China

Dennis Robert Redmond dredmond at efn.org
Tue Sep 4 15:02:30 PDT 2001


On Sun, 2 Sep 2001, Alexandre Fenelon crossposted:


> In July, 2001, Chinese economist Han Deqiang visited the European Parliament
> at the invitation of the Green Group, to participate in a workshop entitled
> China’s Accession to the WTO: Alternative Voices. What follows is an edited
> version of his speech.
>
> China's average industrial concentration is too low to compete with foreign
> counterparts. The level of equipment is more backward, which results in more
> energy consumption per unit product, lower quality and performance.
> Furthermore, China's enterprises are seriously short of capital in general
> and have no ability to improve technology and market share rapidly.

China does, however, have a feisty developmental state, which has kept its currency nonconvertible, keeps tabs on financial flows, and invests in R&D, infrastructure and education; Hong Kong and Taiwan have proved to be reliable sources of long-term capital. As long as the state keeps a tight rein on the financial sector, and doesn't do anything harebrained -- e.g. the way South Korea deregged the financial sector in the early 1990s and let the chaebol speculators get completely out of hand -- China has a fighting chance.

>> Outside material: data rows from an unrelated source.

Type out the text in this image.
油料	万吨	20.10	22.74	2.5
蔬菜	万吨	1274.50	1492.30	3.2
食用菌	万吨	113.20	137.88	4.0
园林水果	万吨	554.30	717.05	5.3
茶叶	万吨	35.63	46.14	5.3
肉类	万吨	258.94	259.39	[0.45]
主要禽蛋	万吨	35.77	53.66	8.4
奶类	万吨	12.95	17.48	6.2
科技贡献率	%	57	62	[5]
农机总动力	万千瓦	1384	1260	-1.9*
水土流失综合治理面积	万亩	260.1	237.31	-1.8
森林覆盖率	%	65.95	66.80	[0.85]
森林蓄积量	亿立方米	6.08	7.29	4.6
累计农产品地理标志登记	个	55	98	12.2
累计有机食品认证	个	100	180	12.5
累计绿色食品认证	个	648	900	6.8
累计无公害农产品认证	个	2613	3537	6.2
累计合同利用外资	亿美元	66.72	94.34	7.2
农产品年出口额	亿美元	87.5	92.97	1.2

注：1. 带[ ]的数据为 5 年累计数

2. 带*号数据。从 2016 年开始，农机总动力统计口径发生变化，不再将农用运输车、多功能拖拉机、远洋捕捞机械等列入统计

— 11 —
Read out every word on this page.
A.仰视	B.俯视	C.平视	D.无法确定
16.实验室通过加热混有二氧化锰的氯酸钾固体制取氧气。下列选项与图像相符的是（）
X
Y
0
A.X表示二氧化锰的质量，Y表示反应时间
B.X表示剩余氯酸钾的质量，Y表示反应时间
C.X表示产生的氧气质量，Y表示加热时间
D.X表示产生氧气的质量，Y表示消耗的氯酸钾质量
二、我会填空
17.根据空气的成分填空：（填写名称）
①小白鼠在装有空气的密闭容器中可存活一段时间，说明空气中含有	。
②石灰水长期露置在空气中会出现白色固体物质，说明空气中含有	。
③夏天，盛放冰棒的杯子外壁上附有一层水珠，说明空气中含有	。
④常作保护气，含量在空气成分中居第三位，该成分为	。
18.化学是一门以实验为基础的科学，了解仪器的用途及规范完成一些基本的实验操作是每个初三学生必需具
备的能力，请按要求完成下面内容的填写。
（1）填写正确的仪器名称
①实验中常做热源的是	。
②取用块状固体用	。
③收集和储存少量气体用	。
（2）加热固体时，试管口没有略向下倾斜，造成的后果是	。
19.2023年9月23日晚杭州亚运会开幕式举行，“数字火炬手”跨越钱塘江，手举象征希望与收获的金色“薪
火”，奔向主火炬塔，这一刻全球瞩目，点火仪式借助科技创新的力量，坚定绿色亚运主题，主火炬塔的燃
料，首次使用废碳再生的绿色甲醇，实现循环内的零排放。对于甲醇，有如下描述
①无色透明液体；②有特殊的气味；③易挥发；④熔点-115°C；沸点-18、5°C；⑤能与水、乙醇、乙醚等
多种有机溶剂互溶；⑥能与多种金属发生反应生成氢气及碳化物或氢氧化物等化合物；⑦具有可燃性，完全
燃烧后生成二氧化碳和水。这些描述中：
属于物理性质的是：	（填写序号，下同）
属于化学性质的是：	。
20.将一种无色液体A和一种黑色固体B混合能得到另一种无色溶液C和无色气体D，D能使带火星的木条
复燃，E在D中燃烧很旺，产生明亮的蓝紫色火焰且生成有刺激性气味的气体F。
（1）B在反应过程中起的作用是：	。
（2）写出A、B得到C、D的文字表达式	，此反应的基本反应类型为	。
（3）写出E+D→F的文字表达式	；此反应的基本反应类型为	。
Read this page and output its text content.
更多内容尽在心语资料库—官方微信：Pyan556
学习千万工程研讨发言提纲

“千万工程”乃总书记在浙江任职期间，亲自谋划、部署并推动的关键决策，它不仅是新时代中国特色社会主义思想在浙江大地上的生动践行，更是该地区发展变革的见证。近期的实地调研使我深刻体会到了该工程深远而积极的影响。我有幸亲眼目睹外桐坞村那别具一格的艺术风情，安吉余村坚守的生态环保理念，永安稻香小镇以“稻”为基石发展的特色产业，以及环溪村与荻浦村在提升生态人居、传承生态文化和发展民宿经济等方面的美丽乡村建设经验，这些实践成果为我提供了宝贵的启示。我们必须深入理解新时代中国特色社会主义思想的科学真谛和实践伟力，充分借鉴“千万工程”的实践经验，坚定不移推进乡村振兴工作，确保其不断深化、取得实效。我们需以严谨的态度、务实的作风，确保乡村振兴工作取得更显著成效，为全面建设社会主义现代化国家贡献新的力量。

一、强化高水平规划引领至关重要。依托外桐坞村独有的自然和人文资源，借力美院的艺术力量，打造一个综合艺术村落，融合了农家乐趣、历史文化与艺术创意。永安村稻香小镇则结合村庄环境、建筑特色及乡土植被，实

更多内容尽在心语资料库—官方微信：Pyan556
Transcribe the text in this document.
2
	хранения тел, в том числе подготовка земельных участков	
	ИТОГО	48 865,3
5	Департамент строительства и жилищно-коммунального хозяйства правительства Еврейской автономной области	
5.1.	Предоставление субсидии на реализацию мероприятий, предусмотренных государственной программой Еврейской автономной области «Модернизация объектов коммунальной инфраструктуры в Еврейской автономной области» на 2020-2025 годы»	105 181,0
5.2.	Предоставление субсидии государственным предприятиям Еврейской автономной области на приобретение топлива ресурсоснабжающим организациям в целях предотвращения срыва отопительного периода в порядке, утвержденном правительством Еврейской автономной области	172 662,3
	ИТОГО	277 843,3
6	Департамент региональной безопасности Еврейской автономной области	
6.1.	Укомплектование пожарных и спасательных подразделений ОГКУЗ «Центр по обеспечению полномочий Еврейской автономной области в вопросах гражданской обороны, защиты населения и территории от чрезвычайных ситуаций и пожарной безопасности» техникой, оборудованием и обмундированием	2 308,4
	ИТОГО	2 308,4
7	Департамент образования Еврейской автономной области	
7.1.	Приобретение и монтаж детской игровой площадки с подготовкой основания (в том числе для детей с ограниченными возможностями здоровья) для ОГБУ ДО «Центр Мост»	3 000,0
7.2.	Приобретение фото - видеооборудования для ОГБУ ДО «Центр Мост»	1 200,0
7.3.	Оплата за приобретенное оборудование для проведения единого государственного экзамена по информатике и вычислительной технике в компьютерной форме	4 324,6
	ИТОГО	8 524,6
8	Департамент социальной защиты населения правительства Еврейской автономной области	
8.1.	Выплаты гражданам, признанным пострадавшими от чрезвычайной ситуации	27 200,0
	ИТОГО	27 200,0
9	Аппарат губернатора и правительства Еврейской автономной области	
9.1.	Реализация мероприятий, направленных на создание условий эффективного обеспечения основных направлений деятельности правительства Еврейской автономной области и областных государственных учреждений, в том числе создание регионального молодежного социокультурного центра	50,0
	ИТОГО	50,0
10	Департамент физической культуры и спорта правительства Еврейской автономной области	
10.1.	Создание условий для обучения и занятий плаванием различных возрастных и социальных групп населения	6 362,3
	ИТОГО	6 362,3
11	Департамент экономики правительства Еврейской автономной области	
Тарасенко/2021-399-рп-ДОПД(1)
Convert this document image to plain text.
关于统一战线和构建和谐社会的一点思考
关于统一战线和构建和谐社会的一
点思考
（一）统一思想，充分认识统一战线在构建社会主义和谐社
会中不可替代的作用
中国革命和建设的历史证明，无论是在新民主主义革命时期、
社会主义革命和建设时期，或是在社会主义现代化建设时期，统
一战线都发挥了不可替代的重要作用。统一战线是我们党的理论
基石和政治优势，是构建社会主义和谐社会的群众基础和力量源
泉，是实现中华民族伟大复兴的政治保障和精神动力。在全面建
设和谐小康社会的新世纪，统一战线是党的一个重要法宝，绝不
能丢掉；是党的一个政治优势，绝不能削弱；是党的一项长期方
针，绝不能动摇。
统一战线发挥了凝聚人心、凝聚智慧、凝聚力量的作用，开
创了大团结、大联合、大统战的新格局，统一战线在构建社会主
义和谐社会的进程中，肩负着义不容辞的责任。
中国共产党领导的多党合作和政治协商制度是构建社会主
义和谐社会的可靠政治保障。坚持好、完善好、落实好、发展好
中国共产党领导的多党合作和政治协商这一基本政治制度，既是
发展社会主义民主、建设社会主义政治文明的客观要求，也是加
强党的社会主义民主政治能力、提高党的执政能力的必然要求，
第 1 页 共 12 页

> It is very interesting that under the surface of rejecting the western model
> China learnt everything from America, putting it into practice with the
> reform and opening up policy. American neoliberalism became Chinese fashion;
> Nasdaq upswings, the second board stock market, became the hot topic of
> China's capital market; American communication industry opens to
> competition, and China's communication industry becomes eager to be
> dismantled. This kind of model thinking plays an important role in
> persuading the public.

China's telecom sector is actually one of the brightest stars of the Chinese economy; the state has applied many of Taiwan's strategies, by keeping foreign competition at bay, and quietly building up its technological and industrial base. Still, it's quite true that US neoliberalism was a lodestar for the marketeers -- ideology really is one of America's last export-monopolies -- and that global processes of capitalization and proletarianization are occurring in China.


> With the explosion of the Asian financial crisis, with the rapid growth of
> the unemployed population and the deterioration of the countryside, with
> more state-owned enterprises going bankrupt, public feeling against
> market-oriented reform strengthened. In economic academia, critiques of the
> IMF and the Washington consensus from several American economists such as
> Joseph Stiglitz and Paul Krugman became clearly influential. The translation
> of a German book on the way in which globalisation undermines democracy and
> welfare gave a shock to intellectuals both inside and outside academia.
> Suffice it to say that anti-neoliberalism forces are developing quickly.

Those forces will have to organize themselves on an East Asia level, though, to keep the neoliberal wolves at bay. That means that historic enemies like China and Japan, and more recent enemies such as Vietnam and China, will have to forge some sort of collective economic structure a la the European Union, giving the poorer countries access to Japanese capital and technology and making sure the rich countries (not to mention the super-keiretsu) live up to their global social responsibilities. The JBIC might become the linchpin of such a strategy; I suspect that East Asia is taking careful notes of the EU. Keiretsu capitalism may yet breed keitai socialism.